The banks will kick off earnings season next week.  They will be reporting on a quarter that slowed to an annualized growth rate of somewhere between 1.5% and 2%.
Let’s take a look at the trajectory of the growth projections over the past quarter.

We’ve heard a lot of “slowing economic growth” chatter.  You can see it in the chart.  If we look at the consensus from the economist community (the blue line), what started as an expectation for a little better than 3.5% growth, is now coming in closer to 2%.  
That looks anemic against the nearly 7% annualized growth in Q4.  But that was the book-end of the fastest growth since 1984.
For more perspective, if the Q1 growth comes in around where the Atlanta Fed and economists are projecting, it would be about in line with the trend levels of the decade that preceded the pandemic. 
That said, it doesn’t feel like a slowing economy.  This is not a weak demand economy.  This is an inflation thief economy.  Inflation is crushing “real” growth.  Conversely, we may very well have double-digit nominal growth this year.  As we’ve discussed, this is the “sprint on a treadmill” economy, where the economy is hot, yet it’s increasingly harder to maintain a standard of living.

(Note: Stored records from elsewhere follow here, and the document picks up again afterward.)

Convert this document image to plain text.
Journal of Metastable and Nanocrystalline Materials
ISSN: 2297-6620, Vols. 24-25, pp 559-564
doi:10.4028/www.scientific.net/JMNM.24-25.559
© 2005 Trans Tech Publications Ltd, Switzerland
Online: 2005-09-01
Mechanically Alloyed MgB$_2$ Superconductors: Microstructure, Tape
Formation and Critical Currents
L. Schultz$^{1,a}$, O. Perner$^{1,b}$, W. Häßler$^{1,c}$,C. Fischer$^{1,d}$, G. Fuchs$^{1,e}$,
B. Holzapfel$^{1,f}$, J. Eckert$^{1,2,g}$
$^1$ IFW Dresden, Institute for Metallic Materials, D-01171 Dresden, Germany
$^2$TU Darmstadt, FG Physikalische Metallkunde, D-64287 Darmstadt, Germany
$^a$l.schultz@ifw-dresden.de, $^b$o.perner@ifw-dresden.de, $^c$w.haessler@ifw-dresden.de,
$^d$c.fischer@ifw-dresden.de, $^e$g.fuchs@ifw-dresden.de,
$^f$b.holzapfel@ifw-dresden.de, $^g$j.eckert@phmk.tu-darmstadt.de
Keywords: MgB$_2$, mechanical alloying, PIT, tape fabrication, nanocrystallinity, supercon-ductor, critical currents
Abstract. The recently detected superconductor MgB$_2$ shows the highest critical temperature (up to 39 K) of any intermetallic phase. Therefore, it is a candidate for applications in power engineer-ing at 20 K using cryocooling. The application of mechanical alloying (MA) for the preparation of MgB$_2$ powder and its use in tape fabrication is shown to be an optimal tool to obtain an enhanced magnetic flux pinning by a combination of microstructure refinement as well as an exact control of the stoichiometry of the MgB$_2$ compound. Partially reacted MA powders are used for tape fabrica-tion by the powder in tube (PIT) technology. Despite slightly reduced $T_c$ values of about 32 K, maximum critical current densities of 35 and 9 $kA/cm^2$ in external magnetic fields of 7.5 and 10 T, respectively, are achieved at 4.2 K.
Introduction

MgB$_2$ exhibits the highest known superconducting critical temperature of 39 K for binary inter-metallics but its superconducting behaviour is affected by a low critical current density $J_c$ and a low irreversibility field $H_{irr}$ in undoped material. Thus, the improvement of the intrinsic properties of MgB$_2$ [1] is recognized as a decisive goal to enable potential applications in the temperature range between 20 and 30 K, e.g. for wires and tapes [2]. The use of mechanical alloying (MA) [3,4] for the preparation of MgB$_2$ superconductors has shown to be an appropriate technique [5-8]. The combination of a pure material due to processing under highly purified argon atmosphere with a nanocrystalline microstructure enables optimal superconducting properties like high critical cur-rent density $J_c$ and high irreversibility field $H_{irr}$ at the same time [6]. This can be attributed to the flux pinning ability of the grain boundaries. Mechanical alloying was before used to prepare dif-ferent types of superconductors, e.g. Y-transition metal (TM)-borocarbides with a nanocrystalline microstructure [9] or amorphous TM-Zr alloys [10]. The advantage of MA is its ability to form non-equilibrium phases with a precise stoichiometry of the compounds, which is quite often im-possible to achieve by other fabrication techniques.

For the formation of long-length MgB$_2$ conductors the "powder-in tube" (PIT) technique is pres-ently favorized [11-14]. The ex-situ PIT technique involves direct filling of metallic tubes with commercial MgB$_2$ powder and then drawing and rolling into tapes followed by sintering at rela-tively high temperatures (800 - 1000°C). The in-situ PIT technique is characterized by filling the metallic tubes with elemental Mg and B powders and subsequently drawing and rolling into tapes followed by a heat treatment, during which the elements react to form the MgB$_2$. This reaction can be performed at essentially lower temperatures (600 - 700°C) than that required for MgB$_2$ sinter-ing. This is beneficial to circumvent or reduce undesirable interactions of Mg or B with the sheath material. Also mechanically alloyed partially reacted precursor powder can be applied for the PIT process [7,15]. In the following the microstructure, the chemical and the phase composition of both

Reference point?  If we look back to the inflation spikes of the early 70s and early 80s, nominal GDP grew by an annual rate of better than 10% during those periods. 
With that magnitude of inflated growth, our economy (nominal GDP) could balloon to $30 trillion economy within the next few years.
This is precisely what we talked about shortly after the government and the Fed fired the monetary and fiscal bazookas, to respond to the initial covid shut-down (back in March 2020).  They went unimaginably big, and with the intent of inflating growth, devaluing money and inflating away debt.  That initial response was probably enough to accomplish the mission.  But then the new administration had an agenda to execute, and continued to fire more fiscal bullets, in the name of “crisis.”  And they may not be done. 

We shouldn’t be surprised if we get another fiscal spend — the “Build Back Better” plan, packaged as a wartime response.
With that, nominal GDP would continue to float higher. 
As I said, this strategy of inflating growth and inflating away debt was always intentional/by design.  You can see that starting to reflect in this chart (to the far right).